We watched an inspiring documentary on the life and work of United Farm Workers Co-Founder Dolores Huerta.
I've been in California all my life, and I barely remember her role in the UFW. In fact, I remember thinking the grape boycott and subsequent boycott of Safeway grocery stores was sort of a joke. This is how very little I knew about what they were fighting for. This is how effective the people in power were, they made sure that we knew little, and what little we did know was inconsequential. The media was on the side of the growers, not the workers. The workers and organizers were painted with the broad brush of communism. And that was that.
This documentary on PBS' Independent Lens is a breathtaking look at the depth and breadth of her tireless work to help the people who pick our crops and put food on our tables.

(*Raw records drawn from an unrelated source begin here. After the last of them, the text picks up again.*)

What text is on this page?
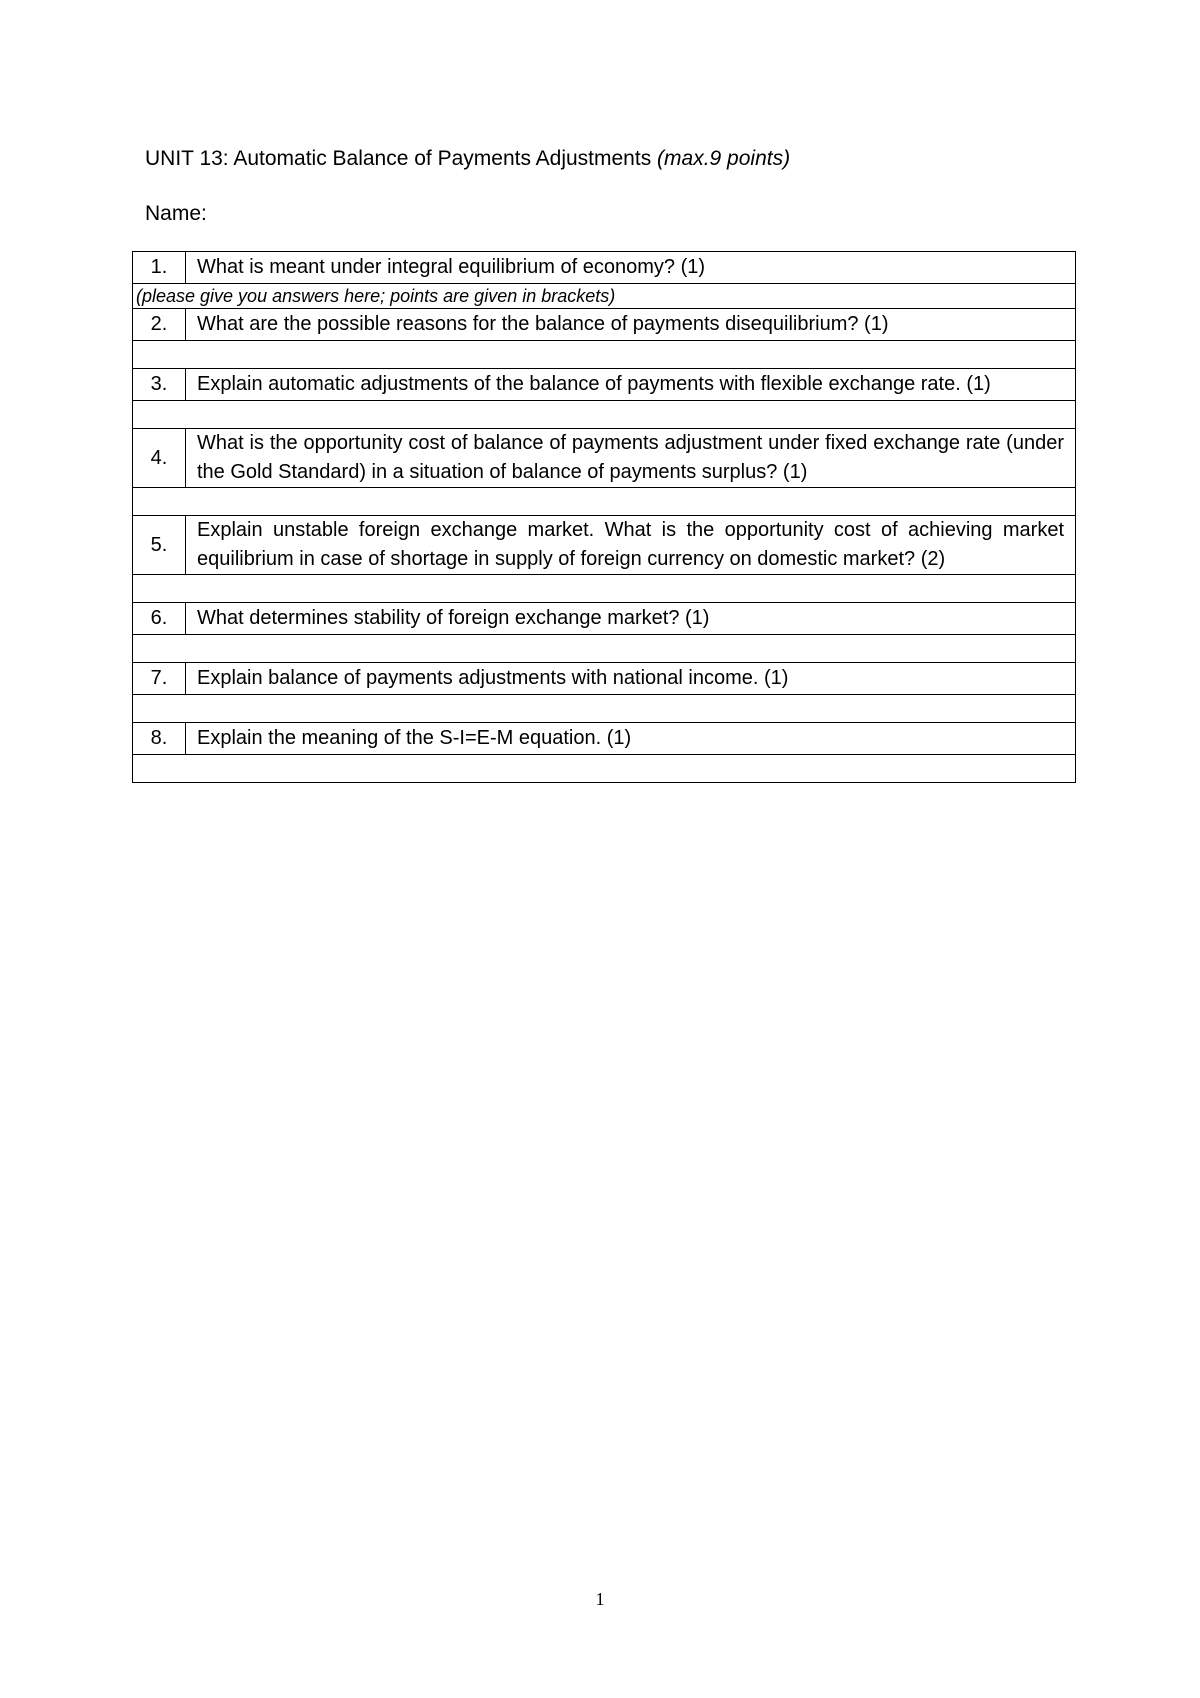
UNIT 13: Automatic Balance of Payments Adjustments (max.9 points)
Name:
1.	What is meant under integral equilibrium of economy? (1)
(please give you answers here; points are given in brackets)	
2.	What are the possible reasons for the balance of payments disequilibrium? (1)

3.	Explain automatic adjustments of the balance of payments with flexible exchange rate. (1)

4.	What is the opportunity cost of balance of payments adjustment under fixed exchange rate (under the Gold Standard) in a situation of balance of payments surplus? (1)

5.	Explain unstable foreign exchange market. What is the opportunity cost of achieving market equilibrium in case of shortage in supply of foreign currency on domestic market? (2)

6.	What determines stability of foreign exchange market? (1)

7.	Explain balance of payments adjustments with national income. (1)

8.	Explain the meaning of the S-I=E-M equation. (1)

1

Her forty years of activism did not end when she retired from the UFW -- she went on to receive a large grant and go back to grass roots organizing, helping farmer workers understand their rights and empowering them to move forward to better lives.
The film is another story of the way in which women are side-lined in history; their stories untold despite lives and work of great courage.
I did get to see her once at the university where I was working. She spoke at a small auditorium on campus and I remember being impressed with her energy and intellect. But even then, I didn't quite understand who she was or her history in the fight for justice for farm workers. I wish I had known. I would have tried to shake her hand and thank her for her tireless efforts.
The UFW secured basic rights for workers: fresh water to drink during their day where temperatures could be in the 110 degree range, toilets in the fields, harvesting methods that were kinder to the body, and sick time and vacation leave. Amazing. Things we all take for granted.
Grab a chance to see this film. It's two hours you'll never forget. Now I'm onto other films about her work.